Mehr Mittel für bessere Studienbedingungen - Für europäische Lösung - Mehr Chancen für junge Menschen

Wien (OTS/SK) - SPÖ-Wissenschaftssprecherin Andrea Kuntzl hat
heute, Freitag, die Absage der SPÖ an eine Wiedereinführung der
Studiengebühren bekräftigt: "Die Studiengebühren werden mit der SPÖ
nicht wieder eingeführt, das Regierungsprogramm gilt weiterhin, auch
wenn eine neue Wissenschaftsministerin ihr Amt antritt." Für die
dringend notwendige Verbesserung der Studienbedingungen sei es nötig,
die entsprechenden budgetären Mittel in die Hand zu nehmen - die neue
Wissenschaftsministerin Karl habe in dieser Frage ihre volle
Unterstützung, so Kuntzl.
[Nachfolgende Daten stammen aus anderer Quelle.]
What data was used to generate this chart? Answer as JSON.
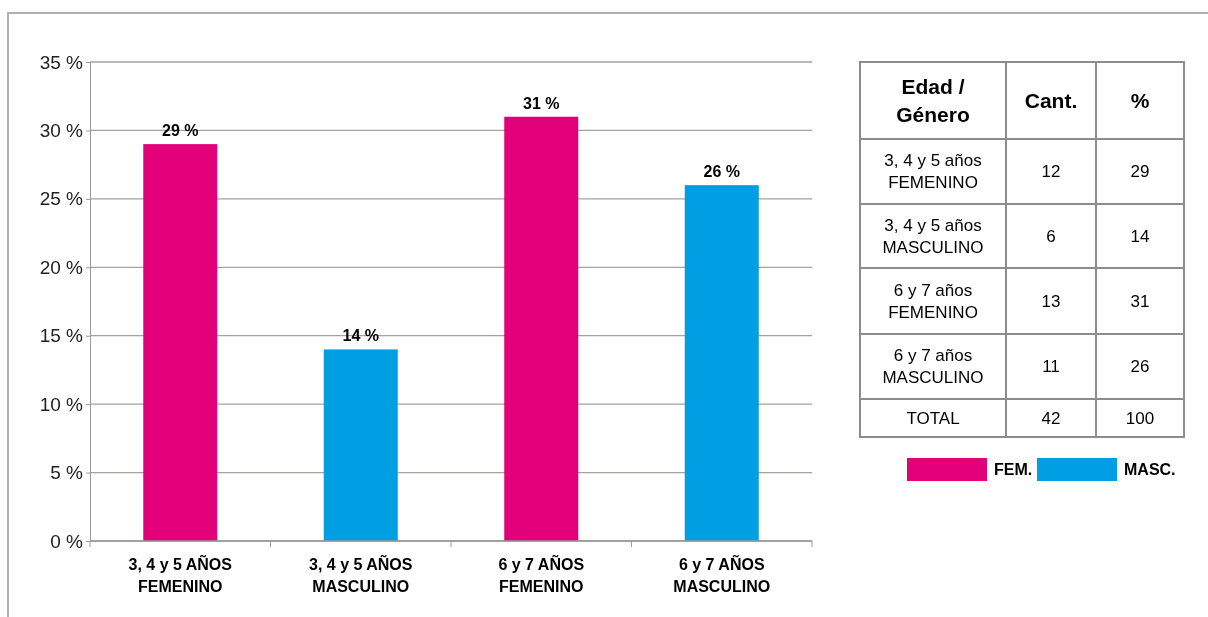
{
  "chart_data": [
    {
      "type": "bar",
      "categories": [
        "3, 4 y 5 AÑOS\nFEMENINO",
        "3, 4 y 5 AÑOS\nMASCULINO",
        "6 y 7 AÑOS\nFEMENINO",
        "6 y 7 AÑOS\nMASCULINO"
      ],
      "series": [
        {
          "name": "FEM.",
          "color": "#e2007a",
          "values": [
            29,
            null,
            31,
            null
          ],
          "value_labels": [
            "29 %",
            null,
            "31 %",
            null
          ]
        },
        {
          "name": "MASC.",
          "color": "#009fe3",
          "values": [
            null,
            14,
            null,
            26
          ],
          "value_labels": [
            null,
            "14 %",
            null,
            "26 %"
          ]
        }
      ],
      "ylim": [
        0,
        35
      ],
      "yticks": [
        {
          "value": 0,
          "label": "0 %"
        },
        {
          "value": 5,
          "label": "5 %"
        },
        {
          "value": 10,
          "label": "10 %"
        },
        {
          "value": 15,
          "label": "15 %"
        },
        {
          "value": 20,
          "label": "20 %"
        },
        {
          "value": 25,
          "label": "25 %"
        },
        {
          "value": 30,
          "label": "30 %"
        },
        {
          "value": 35,
          "label": "35 %"
        }
      ],
      "grid": "y",
      "legend": "right"
    },
    {
      "type": "other",
      "xlabel": "Edad /\nGénero",
      "categories": [
        "3, 4 y 5 años\nFEMENINO",
        "3, 4 y 5 años\nMASCULINO",
        "6 y 7 años\nFEMENINO",
        "6 y 7 años\nMASCULINO",
        "TOTAL"
      ],
      "series": [
        {
          "name": "Cant.",
          "values": [
            12,
            6,
            13,
            11,
            42
          ]
        },
        {
          "name": "%",
          "values": [
            29,
            14,
            31,
            26,
            100
          ]
        }
      ],
      "data_labels": true
    }
  ]
}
Beim Thema der deutschen
Numerus-Clausus-Flüchtlinge brauche es eine "faire und vernünftige
Lösung auf europäischer Ebene", denn: "Wir können nicht alle
Studierenden, die in Deutschland keinen Studienplatz finden, in
Österreich ausbilden", so Kuntzl. An die neue Ministerin gerichtet,
betonte Kuntzl: "Ich setze darauf, dass wir von der gleichen
Grundhaltung ausgehen. Wir müssen den jungen Menschen mehr Chancen
geben, zu einer guten Bildung zu kommen. Denn hier geht es um
Lebens-Chancen - dieser Verantwortung müssen wir uns bewusst sein."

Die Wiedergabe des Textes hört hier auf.